The depopulation committee of Florida’s Citizens Property Insurance Corp. unveiled a plan yesterday designed to transfer about a third of the state-run insurer’s 1.4 million policies to private insurance companies over two years.  The move comes a day after a report from Florida’s auditor general was released confirming that Citizens’ rates are too low to allow private insurers to compete.

The plan unveiled yesterday would allow a private insurer meeting certain qualifications to borrow up to $50 million out of Citizens’ surplus in exchange for assuming a certain amount of policies for at least 10 years. Citizens would cap the total amount it lends out under this program to $300 million.  The loans would serve as an incentive for private companies to take on the additional risk and would be repaid to Citizens over 20 years. Because the policies to be taken out of Citizens would continue to be subject to the 10% cap on rate increases, the loans would also serve to protect the private insurers covering the underpriced policies in case of a bad hurricane season.

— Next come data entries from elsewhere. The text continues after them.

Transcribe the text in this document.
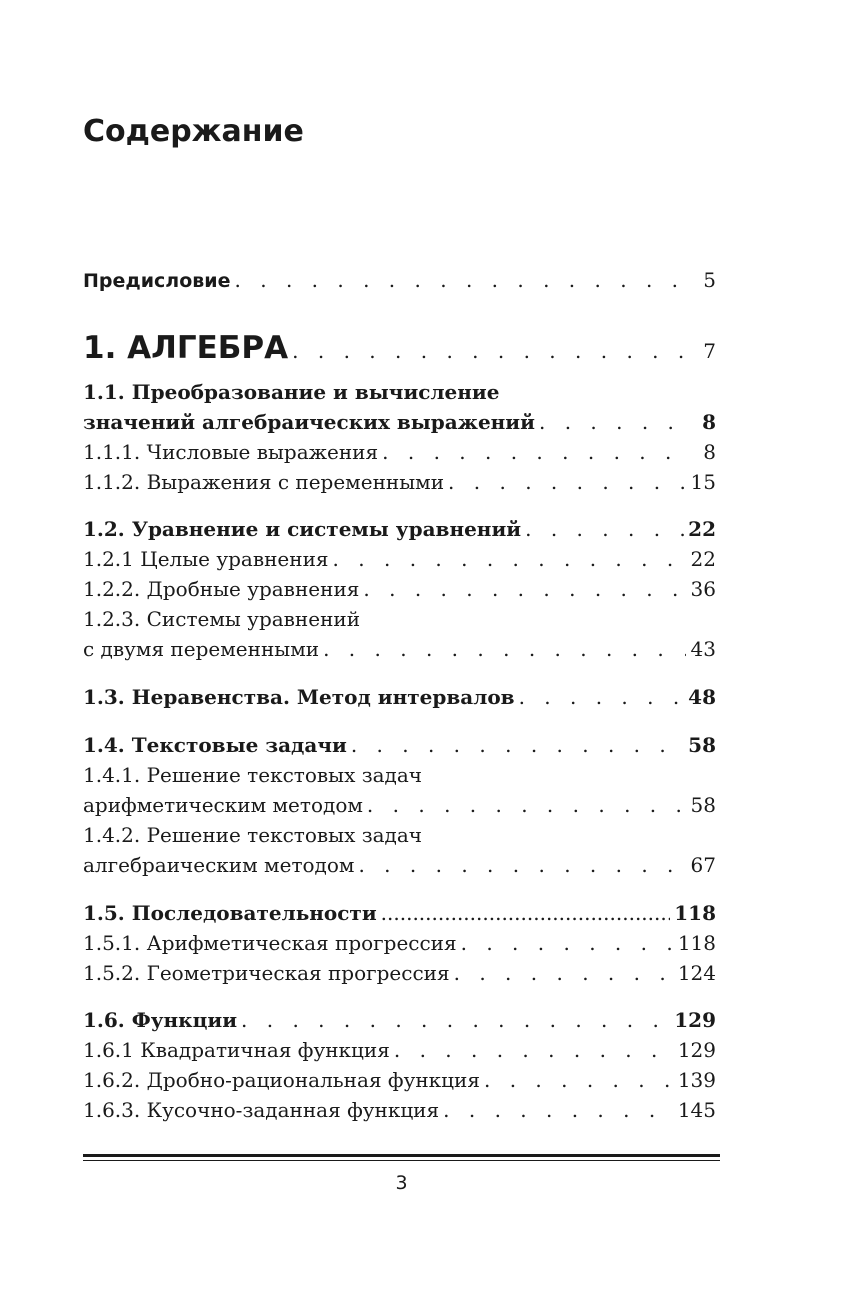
Содержание
Предисловие . . .	5
1. АЛГЕБРА . . .	7
1.1. Преобразование и вычисление
значений алгебраических выражений . . .	8
1.1.1. Числовые выражения . . .	8
1.1.2. Выражения с переменными . . .	15
1.2. Уравнение и системы уравнений . . .	22
1.2.1 Целые уравнения . . .	22
1.2.2. Дробные уравнения . . .	36
1.2.3. Системы уравнений
с двумя переменными . . .	43
1.3. Неравенства. Метод интервалов . . .	48
1.4. Текстовые задачи . . .	58
1.4.1. Решение текстовых задач
арифметическим методом . . .	58
1.4.2. Решение текстовых задач
алгебраическим методом . . .	67
1.5. Последовательности .....	118
1.5.1. Арифметическая прогрессия . . .	118
1.5.2. Геометрическая прогрессия . . .	124
1.6. Функции . . .	129
1.6.1 Квадратичная функция . . .	129
1.6.2. Дробно-рациональная функция . . .	139
1.6.3. Кусочно-заданная функция . . .	145
3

The loan amounts depend on the number of policies taken out and the amount of risk being assumed by the private insurance companies. If successful, it is forecast to reduce potential assessments charged to policyholders by $1.2 billion after a major, one-in-100-year storm.

Some lawmakers have already expressed opposition to the plan, mainly because it takes money out of Citizens’ surplus and transfers it to private insurers.

However, of all the depopulation proposals to date, this is arguably one that deserves serious consideration.  Unlike previous plans, this one has strict eligibility requirements and other safeguards in place that appear to significantly reduce the likelihood that private insurance carriers participating in the program will go insolvent and place all those policies right back into Citizens, as was the case with Poe Financial Group a few years ago.

Still, neither this nor any other proposed depopulation plan addresses the root cause of the problem—the issue of rate inadequacy.  As long as Citizens charges rates far below those of the private market, it will always have an unfair competitive advantage that consumers will be attracted to.

Can the current proposal successfully depopulate a significant portion of Citizens? Quite possibly.  But those policies will still be subject to the rate caps that created this whole mess, and once Citizens reaches its $300 million loan limit, there will be no more money to entice private insurers to take on any more capped rate policies. So even if this plan is a success and Citizens sheds a third of its policies, it will still remain the cheapest insurer in town, and new policies will continue flocking to it.

That is why this plan must be viewed as a first step. Ultimately, the only way to effectively and permanently depopulate Citizens is organically through market-based rate competition and stronger eligibility requirements so that it is no longer a de facto price control mechanism on the state’s property insurance market.